Patrick Zaki ha avuto la grazia. A concederla è stato il presidente egiziano Al-Sisi. Così si chiude la vicenda del 32enne ricercatore dell’università di Bologna, accusato dal governo egiziano di diffusione di notizie false per alcuni articoli di opinione scritti sui social. L’attenzione della polizia egiziana si era concentrata su un articolo scritto nel 2019 sugli attentati dell’Isis e due casi di discriminazione nei confronti della comunità copta. Zaki era stato arrestato nel febbraio del 2020 e, dopo tre anni e mezzo, martedì scorso è arrivata la sentenza nel tribunale di Mansura con la condanna a 3 anni di carcere. Di questi tre anni, il ricercatore avrebbe dovuto trascorrere in galera solo 14 mesi considerando la custodia cautelare già scontata. La sentenza è arrivata come un colpo durissimo per l’opinione pubblica italiana visto che non sarebbe stato possibile fare appello e, prima di tutto, è giunto lo sgomento da parte della famiglia di Zaki: il ricercatore infatti è stato portato subito via dall’aula, attraverso il passaggio nella gabbia degli imputati tra le grida della madre e della fidanzata che attendevano all’esterno.
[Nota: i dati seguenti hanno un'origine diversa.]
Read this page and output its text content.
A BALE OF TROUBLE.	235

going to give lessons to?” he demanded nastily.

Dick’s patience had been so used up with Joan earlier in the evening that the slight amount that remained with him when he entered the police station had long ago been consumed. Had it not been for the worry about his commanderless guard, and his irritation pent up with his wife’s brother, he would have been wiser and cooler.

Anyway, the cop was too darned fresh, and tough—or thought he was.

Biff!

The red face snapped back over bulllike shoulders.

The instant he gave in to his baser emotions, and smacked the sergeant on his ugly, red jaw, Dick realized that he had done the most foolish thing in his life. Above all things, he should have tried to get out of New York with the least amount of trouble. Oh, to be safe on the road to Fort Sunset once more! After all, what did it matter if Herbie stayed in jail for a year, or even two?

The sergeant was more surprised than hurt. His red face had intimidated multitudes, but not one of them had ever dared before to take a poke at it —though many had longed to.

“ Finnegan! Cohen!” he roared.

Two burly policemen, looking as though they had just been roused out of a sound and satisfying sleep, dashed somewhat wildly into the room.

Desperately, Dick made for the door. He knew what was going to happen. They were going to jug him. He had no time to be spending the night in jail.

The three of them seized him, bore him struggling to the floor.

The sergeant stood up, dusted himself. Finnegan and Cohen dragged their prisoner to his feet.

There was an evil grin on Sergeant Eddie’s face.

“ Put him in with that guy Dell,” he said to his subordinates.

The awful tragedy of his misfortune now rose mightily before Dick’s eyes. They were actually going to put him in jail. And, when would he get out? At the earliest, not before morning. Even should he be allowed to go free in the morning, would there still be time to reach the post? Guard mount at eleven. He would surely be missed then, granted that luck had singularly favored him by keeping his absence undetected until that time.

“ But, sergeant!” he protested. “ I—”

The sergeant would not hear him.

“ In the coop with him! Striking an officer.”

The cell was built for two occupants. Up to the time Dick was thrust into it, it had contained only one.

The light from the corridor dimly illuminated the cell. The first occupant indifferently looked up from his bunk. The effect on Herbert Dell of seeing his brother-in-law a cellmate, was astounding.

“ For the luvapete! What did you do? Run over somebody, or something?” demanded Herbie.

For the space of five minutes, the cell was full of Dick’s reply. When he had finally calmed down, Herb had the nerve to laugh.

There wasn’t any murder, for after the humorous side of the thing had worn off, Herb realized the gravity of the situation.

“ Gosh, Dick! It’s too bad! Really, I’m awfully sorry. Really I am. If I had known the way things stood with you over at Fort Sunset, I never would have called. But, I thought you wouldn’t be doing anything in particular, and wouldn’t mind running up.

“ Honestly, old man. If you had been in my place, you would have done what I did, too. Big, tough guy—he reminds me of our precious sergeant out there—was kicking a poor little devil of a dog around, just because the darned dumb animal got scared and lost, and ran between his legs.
Dopo la sentenza di condanna, erano stati diversi gli appelli internazionali per la concessione della grazia sia da parte del governo italiano che di quello degli Stati Uniti, anche il Comitato per la grazia aveva subito presentato una richiesta di clemenza per lo studente. L’unica possibilità, trattandosi si sentenza inappellabile, era appunto la grazia presidenziale. E ieri la notizia più attesa: Zaki, che in questi anni ha continuato a studiare riuscendo a laurearsi il 5 luglio scorso all’università Alma Mater di Bologna con 110 e Lode, ha ricevuto la grazia.
«Patrick Zaki tornerà in Italia e gli auguro dal profondo del mio cuore, una vita di serenità e di successo», ha commentato la premier Giorgia Meloni ringraziando il presidente egiziano per la sua «attenzione e disponibilità».